I blame it all on Portishead
I placed a down payment on a theremin yesterday. I have no idea what it will end up looking like, but this is for the best, I feel. For this particular instrument (which I have never played before BTW), not knowing how it will turn out creates a certain excitement I could never attain by simply ordering online or through a music catalog. This was only made possible by hiring an otaku to do the job. Kasama-san is a nice guy, a most skilled bassist, Taro’s business partner (they sell antique condensers, specialized mic shields, and other maniac music shit), and one of the most functional denki-otakus I have ever met.

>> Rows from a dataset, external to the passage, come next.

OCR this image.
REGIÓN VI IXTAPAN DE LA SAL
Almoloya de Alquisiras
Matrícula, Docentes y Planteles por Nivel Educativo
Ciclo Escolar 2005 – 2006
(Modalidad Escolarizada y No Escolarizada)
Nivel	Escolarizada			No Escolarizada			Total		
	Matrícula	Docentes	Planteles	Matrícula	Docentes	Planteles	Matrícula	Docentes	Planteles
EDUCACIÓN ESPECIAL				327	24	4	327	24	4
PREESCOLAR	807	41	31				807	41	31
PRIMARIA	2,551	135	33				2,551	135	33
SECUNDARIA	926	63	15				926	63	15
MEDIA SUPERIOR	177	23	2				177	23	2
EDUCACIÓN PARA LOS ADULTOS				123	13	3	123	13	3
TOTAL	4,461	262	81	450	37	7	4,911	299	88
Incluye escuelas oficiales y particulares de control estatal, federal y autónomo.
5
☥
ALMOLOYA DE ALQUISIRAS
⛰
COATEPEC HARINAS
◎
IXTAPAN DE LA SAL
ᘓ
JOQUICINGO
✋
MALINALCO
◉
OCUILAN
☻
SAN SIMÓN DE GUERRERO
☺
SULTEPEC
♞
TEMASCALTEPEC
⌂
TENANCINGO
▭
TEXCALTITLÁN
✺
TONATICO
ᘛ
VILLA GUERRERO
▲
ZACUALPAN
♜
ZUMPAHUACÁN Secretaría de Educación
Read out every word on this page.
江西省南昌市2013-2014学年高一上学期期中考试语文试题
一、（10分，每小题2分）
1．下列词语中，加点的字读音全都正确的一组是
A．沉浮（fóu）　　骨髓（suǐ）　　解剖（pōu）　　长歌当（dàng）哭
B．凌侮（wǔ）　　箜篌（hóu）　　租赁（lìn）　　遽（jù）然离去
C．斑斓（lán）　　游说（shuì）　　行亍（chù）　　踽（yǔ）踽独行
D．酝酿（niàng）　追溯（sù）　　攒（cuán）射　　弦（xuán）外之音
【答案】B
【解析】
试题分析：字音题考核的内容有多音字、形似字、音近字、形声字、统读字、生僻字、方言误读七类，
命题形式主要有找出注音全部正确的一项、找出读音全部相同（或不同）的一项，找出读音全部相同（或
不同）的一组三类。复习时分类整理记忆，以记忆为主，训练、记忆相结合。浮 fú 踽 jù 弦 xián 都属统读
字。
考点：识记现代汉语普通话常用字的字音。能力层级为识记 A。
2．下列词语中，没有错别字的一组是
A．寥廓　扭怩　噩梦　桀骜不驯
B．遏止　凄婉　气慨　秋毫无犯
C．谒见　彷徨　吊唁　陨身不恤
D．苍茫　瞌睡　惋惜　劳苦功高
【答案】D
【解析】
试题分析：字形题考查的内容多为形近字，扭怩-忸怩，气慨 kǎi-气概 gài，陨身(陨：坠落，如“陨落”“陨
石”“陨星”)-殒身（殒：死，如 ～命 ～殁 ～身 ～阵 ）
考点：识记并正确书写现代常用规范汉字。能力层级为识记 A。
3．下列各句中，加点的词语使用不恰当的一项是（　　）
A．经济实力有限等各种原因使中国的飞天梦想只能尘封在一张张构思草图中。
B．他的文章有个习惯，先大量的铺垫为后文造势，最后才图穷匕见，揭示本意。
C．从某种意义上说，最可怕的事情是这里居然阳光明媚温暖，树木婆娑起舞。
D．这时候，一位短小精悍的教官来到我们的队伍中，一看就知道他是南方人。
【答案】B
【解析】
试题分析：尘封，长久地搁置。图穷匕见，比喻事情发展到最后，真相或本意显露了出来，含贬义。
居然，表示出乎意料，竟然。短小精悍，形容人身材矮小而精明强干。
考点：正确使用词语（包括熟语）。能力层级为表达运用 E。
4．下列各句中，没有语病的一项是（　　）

When I found a loose circuit board connection to input RCA connector jacks inside my 500 watt amp, I used what tricks I could to keep it working temporarily. Unwilling to be without decent sound in my car for even a short time, I never even considered having it fixed at a professional shop since they generally take forever just to tell you (approximately) how badly you will get raped for repairs. I looked around for a decent replacement instead, but couldn’t find a good deal before the connection got a lot worse and basically made my amp unuseable. So I turned to Kasama-san, who I knew at the time as a tinkerer of guitar amps, and he replaced the part I needed on the board for a pittance – so I tipped him well. The skills he possesses are very special in our modern world of cheap throwaway electronics. Like some of the engineers at work, he can read the circuits on a PCB like a roadmap, and tell you where you can find shortcuts, bypasses, and hidden paths, among other things. This is a very valuable skill.
Anyways. Theremin of unknown specification and design will be mine in a couple of weeks, and I take great comfort in knowing that the creator has spent countless hours worrying about each subcomponent, optimizing it as a whole system, and tweaking it to perfection with the cold twisted love of electronica.
In Case of Fire…
Handy display at the Tarumi parking area shows you how to operate a fire hose: “water comes out!” Backdraft for Dummies.